When the tumor involves only the endocardium, symptoms and signs are usually lacking except for congestive heart failure due to mechanical disturbance. However, heart failure and ventricle gallop occur earlier if the myocardium is involved, with or without outlet obstruction. This can occur along with arrhythmias13 or even cardiac rupture9 and when the mass involves the left ventricle, anginal pain and dyspnea can occur.4 Cardiac lipomas sometimes also grow into the atrial septum, causing lipomatous hypertrophy, disturbed venous return, or vulvar regurgitation.9
Diagnosis using advanced imaging methods is necessary when symptoms are observed, because a routine x-ray graphic examination of the chest does not allow visualization of the metastatic tumor unless it is so bulky as to alter the size and configuration of the heart.

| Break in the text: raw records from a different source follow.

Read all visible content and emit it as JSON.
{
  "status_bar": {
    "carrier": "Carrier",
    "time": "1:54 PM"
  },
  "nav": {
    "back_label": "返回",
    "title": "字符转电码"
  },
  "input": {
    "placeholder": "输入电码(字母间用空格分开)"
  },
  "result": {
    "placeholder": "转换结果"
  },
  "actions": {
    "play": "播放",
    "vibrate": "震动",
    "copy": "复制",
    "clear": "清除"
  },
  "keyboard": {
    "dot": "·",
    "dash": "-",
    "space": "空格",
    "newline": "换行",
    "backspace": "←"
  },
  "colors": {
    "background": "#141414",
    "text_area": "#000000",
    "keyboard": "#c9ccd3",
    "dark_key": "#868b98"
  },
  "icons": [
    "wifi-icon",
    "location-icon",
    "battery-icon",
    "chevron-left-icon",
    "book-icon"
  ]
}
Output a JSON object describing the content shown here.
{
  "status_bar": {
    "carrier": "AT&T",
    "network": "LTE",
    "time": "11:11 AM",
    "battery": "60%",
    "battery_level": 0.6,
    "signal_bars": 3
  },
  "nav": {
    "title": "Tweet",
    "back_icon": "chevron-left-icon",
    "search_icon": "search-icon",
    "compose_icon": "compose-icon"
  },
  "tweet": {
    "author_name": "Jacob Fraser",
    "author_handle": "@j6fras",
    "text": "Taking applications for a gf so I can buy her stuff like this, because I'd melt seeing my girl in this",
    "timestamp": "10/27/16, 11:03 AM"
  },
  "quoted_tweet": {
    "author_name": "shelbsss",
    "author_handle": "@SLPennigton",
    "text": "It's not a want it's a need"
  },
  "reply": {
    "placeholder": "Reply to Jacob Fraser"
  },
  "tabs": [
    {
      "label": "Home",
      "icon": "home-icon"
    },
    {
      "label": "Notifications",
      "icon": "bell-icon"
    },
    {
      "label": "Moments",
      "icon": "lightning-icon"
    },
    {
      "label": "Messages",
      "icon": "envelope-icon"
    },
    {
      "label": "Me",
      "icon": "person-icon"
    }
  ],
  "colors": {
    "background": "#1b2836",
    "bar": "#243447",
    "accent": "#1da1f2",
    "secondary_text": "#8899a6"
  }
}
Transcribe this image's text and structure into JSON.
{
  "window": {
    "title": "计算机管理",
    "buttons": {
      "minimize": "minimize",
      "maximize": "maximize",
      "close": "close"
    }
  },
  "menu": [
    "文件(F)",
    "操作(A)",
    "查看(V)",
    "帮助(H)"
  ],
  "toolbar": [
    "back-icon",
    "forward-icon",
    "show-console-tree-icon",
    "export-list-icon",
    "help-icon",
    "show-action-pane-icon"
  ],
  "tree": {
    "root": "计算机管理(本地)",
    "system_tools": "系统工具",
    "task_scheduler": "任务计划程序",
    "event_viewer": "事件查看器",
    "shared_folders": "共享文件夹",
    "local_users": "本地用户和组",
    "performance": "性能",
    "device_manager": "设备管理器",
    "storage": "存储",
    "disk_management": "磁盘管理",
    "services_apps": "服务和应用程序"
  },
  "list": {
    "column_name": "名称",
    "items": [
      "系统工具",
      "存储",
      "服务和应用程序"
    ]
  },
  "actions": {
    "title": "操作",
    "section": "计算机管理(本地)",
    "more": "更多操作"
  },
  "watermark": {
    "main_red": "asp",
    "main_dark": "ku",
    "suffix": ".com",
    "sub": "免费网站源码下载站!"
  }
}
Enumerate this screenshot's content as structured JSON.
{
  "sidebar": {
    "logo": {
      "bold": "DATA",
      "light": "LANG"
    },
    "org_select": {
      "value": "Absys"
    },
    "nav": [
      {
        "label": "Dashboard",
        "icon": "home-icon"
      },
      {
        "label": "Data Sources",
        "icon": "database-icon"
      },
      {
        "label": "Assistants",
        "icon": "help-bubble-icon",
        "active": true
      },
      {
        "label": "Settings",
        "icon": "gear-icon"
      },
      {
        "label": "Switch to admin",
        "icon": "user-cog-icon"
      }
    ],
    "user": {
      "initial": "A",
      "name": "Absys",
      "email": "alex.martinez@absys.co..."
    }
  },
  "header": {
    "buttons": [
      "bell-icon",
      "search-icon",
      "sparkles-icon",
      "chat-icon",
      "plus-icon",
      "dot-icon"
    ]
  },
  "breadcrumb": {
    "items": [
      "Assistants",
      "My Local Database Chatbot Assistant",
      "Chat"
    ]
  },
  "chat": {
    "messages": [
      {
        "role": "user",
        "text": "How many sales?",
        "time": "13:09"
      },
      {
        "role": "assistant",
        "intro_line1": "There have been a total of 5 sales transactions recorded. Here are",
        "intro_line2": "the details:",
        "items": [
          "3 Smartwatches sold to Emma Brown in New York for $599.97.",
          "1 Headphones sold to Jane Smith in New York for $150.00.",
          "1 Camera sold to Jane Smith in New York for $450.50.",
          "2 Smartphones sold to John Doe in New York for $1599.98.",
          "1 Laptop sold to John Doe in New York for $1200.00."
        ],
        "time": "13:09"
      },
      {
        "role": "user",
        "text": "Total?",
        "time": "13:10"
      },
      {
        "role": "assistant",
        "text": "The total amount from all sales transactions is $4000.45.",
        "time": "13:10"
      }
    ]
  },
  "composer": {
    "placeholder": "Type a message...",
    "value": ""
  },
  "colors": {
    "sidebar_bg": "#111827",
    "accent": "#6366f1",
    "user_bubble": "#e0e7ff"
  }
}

Two-dimensional echocardiography is the first choice of modality for diagnosis of cardiac tumors, whereas computed tomographic scanning and magnetic resonance imaging are useful adjuncts, revealing possible mediastinal extension.14
Although surgical intervention is rarely beneficial for malignant cardiac tumors, in selected patients whose primary tumor is well controlled and progressing slowly, and who display with no evidence of widespread disease, partial surgical resection of the tumor is the preferred treatment.2 The mortality rate, however, remains high (12%–40%).10 Chemotherapy and radiotherapy are only adjunctive therapies and are not established as standard treatments.5
Primary cardiac liposarcomas are extremely rare tumors. If they go undiagnosed, they provoke symptoms such as congestive heart failure, tamponade, or even sudden death. When they arise, patients should undergo all possible examinations to evaluate differential diagnosis and apply the appropriate treatment according to contemporary trends.